What experts are saying


The February jobs decline poses a sticky situation for the Federal Reserve as it seeks to bolster employment while keeping inflation at bay, experts say. Cutting rates could help kick-start the labor market, but the Fed would also risk fueling inflation, which has become a central concern as the war in Iran drives up global energy prices.

Fed officials will be grappling with whether February’s data is a blip or if it reflects a longer-term trend, experts noted.

“Today’s data show that the labor market has averaged essentially zero net job creation over the past six months,” Cory Stahle, an economist for Indeed Hiring Lab, said in an email. “The key question now is whether February was a temporary setback or the start of a more concerning trend.”

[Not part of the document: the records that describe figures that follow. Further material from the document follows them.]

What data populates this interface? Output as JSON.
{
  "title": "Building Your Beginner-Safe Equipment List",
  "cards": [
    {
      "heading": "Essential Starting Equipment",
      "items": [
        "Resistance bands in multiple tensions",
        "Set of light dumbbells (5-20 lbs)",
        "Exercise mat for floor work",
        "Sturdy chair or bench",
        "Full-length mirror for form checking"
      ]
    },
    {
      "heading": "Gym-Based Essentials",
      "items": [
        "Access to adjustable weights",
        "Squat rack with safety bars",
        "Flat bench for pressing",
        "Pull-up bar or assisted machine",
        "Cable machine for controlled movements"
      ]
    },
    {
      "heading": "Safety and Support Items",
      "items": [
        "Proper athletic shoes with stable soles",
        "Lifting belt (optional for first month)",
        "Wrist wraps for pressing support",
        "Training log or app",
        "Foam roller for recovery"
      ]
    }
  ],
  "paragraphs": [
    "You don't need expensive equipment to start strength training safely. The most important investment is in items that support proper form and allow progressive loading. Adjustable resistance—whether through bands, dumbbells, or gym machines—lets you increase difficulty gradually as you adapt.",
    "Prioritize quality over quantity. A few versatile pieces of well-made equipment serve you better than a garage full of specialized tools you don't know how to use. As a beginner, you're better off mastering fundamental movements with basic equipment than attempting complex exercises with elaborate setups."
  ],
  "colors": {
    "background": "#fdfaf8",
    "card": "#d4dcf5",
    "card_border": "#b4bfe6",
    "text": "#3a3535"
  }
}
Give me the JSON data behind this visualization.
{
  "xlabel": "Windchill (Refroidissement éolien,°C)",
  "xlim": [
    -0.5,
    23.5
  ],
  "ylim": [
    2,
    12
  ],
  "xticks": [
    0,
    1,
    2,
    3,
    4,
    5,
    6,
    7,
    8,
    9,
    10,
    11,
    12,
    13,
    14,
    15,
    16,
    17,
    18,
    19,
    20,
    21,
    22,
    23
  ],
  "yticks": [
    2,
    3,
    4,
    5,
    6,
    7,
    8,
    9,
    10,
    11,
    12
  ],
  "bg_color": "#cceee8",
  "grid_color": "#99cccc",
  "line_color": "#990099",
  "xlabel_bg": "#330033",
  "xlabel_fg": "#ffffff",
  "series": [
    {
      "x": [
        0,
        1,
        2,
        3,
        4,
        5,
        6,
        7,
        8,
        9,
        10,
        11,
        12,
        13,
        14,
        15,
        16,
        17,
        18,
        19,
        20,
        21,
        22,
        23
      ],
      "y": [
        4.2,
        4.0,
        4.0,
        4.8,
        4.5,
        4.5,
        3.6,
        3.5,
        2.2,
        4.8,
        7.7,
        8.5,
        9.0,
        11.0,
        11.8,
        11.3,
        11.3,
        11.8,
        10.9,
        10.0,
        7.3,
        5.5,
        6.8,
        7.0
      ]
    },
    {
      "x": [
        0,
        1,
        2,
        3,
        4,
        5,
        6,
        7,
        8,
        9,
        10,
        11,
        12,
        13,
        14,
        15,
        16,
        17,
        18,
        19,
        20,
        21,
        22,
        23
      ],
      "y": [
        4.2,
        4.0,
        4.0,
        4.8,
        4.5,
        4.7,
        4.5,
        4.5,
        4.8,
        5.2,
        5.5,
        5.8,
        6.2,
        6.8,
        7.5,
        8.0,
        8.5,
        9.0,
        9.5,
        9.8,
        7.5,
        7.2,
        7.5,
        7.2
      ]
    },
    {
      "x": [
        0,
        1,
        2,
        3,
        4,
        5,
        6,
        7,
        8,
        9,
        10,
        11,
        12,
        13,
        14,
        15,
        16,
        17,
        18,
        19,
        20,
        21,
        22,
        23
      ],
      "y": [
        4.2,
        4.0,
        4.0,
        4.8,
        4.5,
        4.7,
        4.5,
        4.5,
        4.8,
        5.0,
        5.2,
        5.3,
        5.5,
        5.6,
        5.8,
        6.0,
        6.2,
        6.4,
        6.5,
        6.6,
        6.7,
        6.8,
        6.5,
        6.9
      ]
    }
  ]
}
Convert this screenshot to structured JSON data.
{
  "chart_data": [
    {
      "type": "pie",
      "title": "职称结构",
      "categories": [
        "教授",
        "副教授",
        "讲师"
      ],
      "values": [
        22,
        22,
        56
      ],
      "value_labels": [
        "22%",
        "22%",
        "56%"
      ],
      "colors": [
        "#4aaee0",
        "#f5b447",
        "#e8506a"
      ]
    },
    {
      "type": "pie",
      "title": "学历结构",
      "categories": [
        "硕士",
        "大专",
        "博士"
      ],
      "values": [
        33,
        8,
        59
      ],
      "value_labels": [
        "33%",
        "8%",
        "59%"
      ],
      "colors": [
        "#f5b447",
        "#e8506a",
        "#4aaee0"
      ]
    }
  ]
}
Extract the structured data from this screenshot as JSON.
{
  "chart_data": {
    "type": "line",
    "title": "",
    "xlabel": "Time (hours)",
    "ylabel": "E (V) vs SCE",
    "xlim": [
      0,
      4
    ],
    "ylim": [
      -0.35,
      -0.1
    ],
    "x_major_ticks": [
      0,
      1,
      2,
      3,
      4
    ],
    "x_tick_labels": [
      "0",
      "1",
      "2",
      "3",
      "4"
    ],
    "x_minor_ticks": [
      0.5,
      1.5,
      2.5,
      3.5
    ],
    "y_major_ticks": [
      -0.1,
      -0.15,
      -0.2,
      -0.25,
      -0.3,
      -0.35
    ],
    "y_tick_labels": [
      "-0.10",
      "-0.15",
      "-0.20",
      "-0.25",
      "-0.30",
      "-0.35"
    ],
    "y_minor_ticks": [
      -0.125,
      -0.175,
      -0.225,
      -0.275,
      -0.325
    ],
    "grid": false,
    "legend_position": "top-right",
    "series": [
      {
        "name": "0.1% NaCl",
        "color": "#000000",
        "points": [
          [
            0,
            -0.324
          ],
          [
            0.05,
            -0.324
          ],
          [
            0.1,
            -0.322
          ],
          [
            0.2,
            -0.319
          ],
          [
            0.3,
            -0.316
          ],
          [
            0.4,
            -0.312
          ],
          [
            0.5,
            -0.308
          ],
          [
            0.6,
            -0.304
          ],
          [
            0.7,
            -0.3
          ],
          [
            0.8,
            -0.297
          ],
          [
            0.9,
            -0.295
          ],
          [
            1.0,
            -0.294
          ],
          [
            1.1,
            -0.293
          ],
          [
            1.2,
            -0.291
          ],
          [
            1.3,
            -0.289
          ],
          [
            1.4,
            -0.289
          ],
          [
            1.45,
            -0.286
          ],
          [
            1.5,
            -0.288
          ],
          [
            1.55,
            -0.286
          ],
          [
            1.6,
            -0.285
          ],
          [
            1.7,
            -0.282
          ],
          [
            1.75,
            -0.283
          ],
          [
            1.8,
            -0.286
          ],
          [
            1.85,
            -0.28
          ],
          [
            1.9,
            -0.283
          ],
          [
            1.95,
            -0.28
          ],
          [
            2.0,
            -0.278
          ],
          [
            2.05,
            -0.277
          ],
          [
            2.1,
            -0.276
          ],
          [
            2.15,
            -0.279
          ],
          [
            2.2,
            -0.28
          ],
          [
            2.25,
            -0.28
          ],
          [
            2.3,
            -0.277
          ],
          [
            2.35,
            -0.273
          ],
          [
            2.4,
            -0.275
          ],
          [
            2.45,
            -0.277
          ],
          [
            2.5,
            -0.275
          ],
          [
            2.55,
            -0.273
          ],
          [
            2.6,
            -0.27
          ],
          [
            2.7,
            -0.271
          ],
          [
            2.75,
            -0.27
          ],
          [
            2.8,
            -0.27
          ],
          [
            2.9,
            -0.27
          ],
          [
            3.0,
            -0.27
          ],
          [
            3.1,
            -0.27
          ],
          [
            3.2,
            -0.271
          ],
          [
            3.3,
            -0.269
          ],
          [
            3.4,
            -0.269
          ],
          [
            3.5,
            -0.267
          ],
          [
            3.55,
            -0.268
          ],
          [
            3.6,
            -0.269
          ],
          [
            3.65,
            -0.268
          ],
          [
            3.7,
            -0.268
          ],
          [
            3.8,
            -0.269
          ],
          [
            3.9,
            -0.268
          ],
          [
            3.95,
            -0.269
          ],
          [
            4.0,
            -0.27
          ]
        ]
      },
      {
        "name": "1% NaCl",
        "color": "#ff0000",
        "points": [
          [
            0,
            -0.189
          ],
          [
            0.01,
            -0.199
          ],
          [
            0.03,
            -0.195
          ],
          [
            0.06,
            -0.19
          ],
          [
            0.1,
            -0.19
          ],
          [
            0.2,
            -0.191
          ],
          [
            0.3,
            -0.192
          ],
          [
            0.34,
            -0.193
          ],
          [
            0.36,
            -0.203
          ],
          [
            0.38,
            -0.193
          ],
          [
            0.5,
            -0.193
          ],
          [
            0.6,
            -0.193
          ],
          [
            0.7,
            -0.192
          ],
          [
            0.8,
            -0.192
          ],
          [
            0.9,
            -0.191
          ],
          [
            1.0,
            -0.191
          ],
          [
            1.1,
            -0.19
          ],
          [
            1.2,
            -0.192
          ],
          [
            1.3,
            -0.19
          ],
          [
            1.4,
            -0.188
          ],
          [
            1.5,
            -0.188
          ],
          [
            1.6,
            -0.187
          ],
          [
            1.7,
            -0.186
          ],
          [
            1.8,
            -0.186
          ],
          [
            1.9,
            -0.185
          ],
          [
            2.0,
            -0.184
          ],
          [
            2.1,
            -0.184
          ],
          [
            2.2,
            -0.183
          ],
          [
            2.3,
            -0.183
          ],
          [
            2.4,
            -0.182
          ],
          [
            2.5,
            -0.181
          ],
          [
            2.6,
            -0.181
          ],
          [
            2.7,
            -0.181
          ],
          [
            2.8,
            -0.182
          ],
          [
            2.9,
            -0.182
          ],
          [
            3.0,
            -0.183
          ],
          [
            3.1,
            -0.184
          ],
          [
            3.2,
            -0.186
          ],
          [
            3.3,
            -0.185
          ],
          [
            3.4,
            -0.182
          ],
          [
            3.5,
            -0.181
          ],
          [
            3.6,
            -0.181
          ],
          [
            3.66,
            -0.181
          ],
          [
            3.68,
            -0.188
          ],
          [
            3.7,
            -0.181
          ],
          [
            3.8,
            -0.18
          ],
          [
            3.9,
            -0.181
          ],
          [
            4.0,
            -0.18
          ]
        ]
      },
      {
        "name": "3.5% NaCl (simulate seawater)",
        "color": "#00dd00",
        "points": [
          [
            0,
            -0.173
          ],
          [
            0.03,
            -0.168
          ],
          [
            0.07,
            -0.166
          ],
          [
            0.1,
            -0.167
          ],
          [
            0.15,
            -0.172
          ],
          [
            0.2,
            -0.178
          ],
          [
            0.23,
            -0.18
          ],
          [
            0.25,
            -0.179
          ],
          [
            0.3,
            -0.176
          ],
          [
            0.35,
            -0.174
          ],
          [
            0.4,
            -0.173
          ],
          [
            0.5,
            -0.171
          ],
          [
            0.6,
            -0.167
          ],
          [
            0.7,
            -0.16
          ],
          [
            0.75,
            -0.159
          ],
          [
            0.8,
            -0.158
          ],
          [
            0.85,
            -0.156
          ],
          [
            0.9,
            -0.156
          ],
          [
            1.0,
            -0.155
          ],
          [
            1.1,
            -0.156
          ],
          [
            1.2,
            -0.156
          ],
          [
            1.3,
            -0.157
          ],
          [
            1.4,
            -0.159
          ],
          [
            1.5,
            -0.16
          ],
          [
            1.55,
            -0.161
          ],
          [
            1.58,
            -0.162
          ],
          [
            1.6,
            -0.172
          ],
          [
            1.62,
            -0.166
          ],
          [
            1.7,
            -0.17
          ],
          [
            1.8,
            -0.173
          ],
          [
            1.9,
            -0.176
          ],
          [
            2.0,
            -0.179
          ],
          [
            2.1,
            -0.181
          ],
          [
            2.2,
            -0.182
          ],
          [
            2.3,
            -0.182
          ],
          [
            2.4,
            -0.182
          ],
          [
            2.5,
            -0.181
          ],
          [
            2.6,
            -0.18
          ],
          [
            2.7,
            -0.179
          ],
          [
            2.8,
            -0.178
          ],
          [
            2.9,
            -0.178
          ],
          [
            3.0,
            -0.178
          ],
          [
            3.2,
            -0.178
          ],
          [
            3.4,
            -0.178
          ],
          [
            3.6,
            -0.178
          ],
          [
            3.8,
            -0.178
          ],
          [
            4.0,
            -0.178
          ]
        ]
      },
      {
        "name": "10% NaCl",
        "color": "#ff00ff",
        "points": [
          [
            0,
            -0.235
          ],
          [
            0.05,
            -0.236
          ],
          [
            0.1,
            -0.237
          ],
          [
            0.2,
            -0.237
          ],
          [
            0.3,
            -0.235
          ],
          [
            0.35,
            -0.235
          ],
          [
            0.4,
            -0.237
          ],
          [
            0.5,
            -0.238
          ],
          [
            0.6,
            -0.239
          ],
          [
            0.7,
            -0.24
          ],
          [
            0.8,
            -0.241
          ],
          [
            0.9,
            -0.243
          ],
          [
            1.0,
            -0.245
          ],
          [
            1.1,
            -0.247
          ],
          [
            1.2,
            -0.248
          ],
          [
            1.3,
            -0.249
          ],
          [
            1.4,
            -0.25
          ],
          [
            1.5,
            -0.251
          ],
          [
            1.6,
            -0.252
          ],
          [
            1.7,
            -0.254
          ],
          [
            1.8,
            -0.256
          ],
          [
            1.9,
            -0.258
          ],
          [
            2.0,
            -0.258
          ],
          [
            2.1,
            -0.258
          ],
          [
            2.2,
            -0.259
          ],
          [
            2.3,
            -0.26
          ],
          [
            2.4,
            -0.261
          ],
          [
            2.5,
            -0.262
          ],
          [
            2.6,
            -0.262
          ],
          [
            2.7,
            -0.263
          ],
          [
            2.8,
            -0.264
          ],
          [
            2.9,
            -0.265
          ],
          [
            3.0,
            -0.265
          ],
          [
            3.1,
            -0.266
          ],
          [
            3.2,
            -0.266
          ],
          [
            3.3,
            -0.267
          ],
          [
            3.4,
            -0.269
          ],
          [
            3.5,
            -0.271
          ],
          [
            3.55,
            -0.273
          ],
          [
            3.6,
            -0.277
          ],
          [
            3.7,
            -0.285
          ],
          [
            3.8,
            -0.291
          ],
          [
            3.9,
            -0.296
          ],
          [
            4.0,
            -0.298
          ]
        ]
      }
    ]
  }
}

The Fed’s next rate decision will be announced on March 18.

“Today’s numbers may have put the Fed between a rock and a hard place,” Ellen Zentner, chief economic strategist for Morgan Stanley Wealth Management, said in an email. “Significant weakening in the labor market would support a rate cut, but given the risk that higher-for-longer oil prices could trigger another inflation surge, the Fed may feel compelled remain on the sidelines.”

Inflation fears, fueled by rising oil prices due to the widening Iran war, are already rattling parts of the U.S. economy such as the housing market, where mortgage rates recently edged up to 6%. The price for Brent oil, the international benchmark, hit $90 per barrel on Friday as the conflict escalated.